It’s day five of the U.N. Conference on Climate Change in Copenhagen and we seem to be reading the script from back to front.
The week began with what will likely be our only Kumbaya moment. Monday was a high-energy love fest fueled by positive thinking, rising expectations from a string of announcements about head of states’ attendance plans, a weeks-long international public relations effort to reframe failure as success, genuine good intentions, and an incredible welcome from Copenhagen. The day was capped off with a free rock concert downtown.
On day two, we began to slip backwards into a collection of struggles. The Danish Prime Minister, Lars Løkke Rasmussen, was accused of engaging in WTO-style “green room” tactics, a reference to the WTO decision-making practice of framing important decisions in closed meetings with powerful nations. Rasmussen apparently produced a “secret” negotiating text and discussed it extensively with G20 nations, but hardly at all with countries outside that circle.
On day three, another obstacle emerged, as Tuvalu insisted that its six-month old proposal to adopt a more strigent set of climate change measures be discussed prior to any other business. Tuvalu, a small island state that may soon cease to exist as a result of rising seas produced by climate change, legitimately regards the current negotiations as a life or death matter and is unwilling to sign a death warrant for itself. Plenary sessions in that portion of the talks were suspended in favor of private informal sessions (the type of session that actually gets most of the work done) to figure out what to do. China and India spoke against the Tuvalu proposal, and Western press was quick to interpret that as a division within the previously solid G77 and China negotiating block.
Day four consisted of mostly private informal sessions and working groups with no significant progress announced and lots of evidence of deteriorating negotiations. The Sudanese head of the G77 and China negotiating group, Lumumba Stanislaus Di-Aping, walked out of a COP15 meeting and told reporters “things are not going well.”

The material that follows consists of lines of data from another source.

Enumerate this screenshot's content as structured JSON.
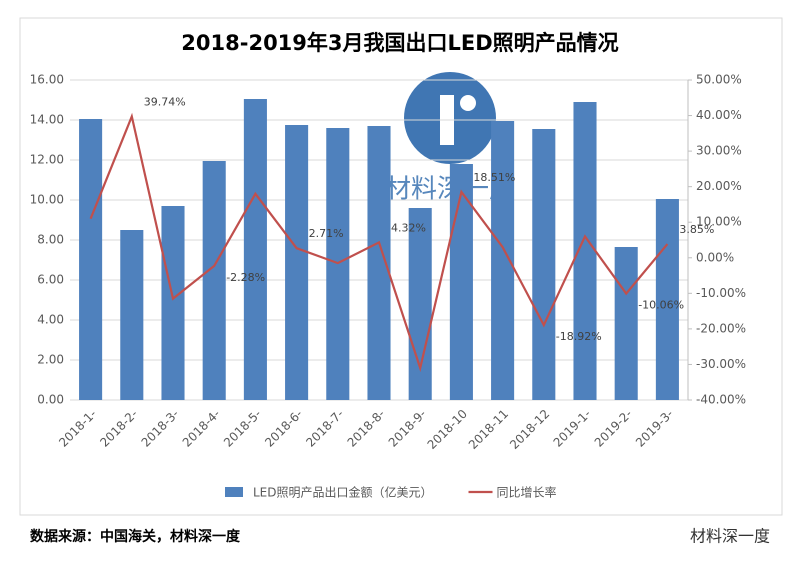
{
  "chart_data": {
    "type": "bar-line",
    "title": "2018-2019年3月我国出口LED照明产品情况",
    "categories": [
      "2018-1-",
      "2018-2-",
      "2018-3-",
      "2018-4-",
      "2018-5-",
      "2018-6-",
      "2018-7-",
      "2018-8-",
      "2018-9-",
      "2018-10",
      "2018-11",
      "2018-12",
      "2019-1-",
      "2019-2-",
      "2019-3-"
    ],
    "series": [
      {
        "name": "LED照明产品出口金额（亿美元）",
        "type": "bar",
        "color": "#4f81bd",
        "values": [
          14.05,
          8.5,
          9.7,
          11.95,
          15.05,
          13.75,
          13.6,
          13.7,
          9.6,
          11.8,
          13.95,
          13.55,
          14.9,
          7.65,
          10.05
        ]
      },
      {
        "name": "同比增长率",
        "type": "line",
        "axis": "y2",
        "color": "#c0504d",
        "values": [
          11,
          39.74,
          -11.5,
          -2.28,
          18,
          2.71,
          -1.5,
          4.32,
          -31,
          18.51,
          3,
          -18.92,
          6,
          -10.06,
          3.85
        ],
        "value_labels": [
          null,
          "39.74%",
          null,
          "-2.28%",
          null,
          "2.71%",
          null,
          "4.32%",
          null,
          "18.51%",
          null,
          "-18.92%",
          null,
          "-10.06%",
          "3.85%"
        ]
      }
    ],
    "ylim": [
      0,
      16
    ],
    "yticks": [
      {
        "value": 0,
        "label": "0.00"
      },
      {
        "value": 2,
        "label": "2.00"
      },
      {
        "value": 4,
        "label": "4.00"
      },
      {
        "value": 6,
        "label": "6.00"
      },
      {
        "value": 8,
        "label": "8.00"
      },
      {
        "value": 10,
        "label": "10.00"
      },
      {
        "value": 12,
        "label": "12.00"
      },
      {
        "value": 14,
        "label": "14.00"
      },
      {
        "value": 16,
        "label": "16.00"
      }
    ],
    "y2lim": [
      -40,
      50
    ],
    "y2ticks": [
      {
        "value": -40,
        "label": "-40.00%"
      },
      {
        "value": -30,
        "label": "-30.00%"
      },
      {
        "value": -20,
        "label": "-20.00%"
      },
      {
        "value": -10,
        "label": "-10.00%"
      },
      {
        "value": 0,
        "label": "0.00%"
      },
      {
        "value": 10,
        "label": "10.00%"
      },
      {
        "value": 20,
        "label": "20.00%"
      },
      {
        "value": 30,
        "label": "30.00%"
      },
      {
        "value": 40,
        "label": "40.00%"
      },
      {
        "value": 50,
        "label": "50.00%"
      }
    ],
    "legend": "bottom"
  },
  "watermark": "材料深一度",
  "source": "数据来源：中国海关，材料深一度",
  "account": "材料深一度"
}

And now here we are, in the midst of day five, with the feel good story of all time running in reverse. I just left a G77 and China briefing for NGOs conducted by Di-Aping and it is very clear that the situation is still not good. Di-Aping ripped into Western NGOs saying that “you have become an instrument of your governments” and a “tool of a small group of industrialists”. His target was the mainstream, “big green” environmental organizations in the United States who have been supportive of weak domestic U.S. climate legislation. That legislation has in turn become the basis for the U.S. negotiating position here in Copenhagen.
It will be very interesting to see what happens over the next several days. A series of large demonstrations are planned beginning tomorrow. There will be at least one major action per day continuing through next Wednesday. The common theme running through them all is climate justice; climate chaos cannot be addressed within a system that is so grievously inequitable. That is also the basic rupture inside the Bella Center, where the Copenhagen Climate Conference is being held.
It is quite possible that by next Wednesday, the last day of the high level portion of this conference, the day before heads of state arrive, some of the people on the inside might decide they like the company better in the streets.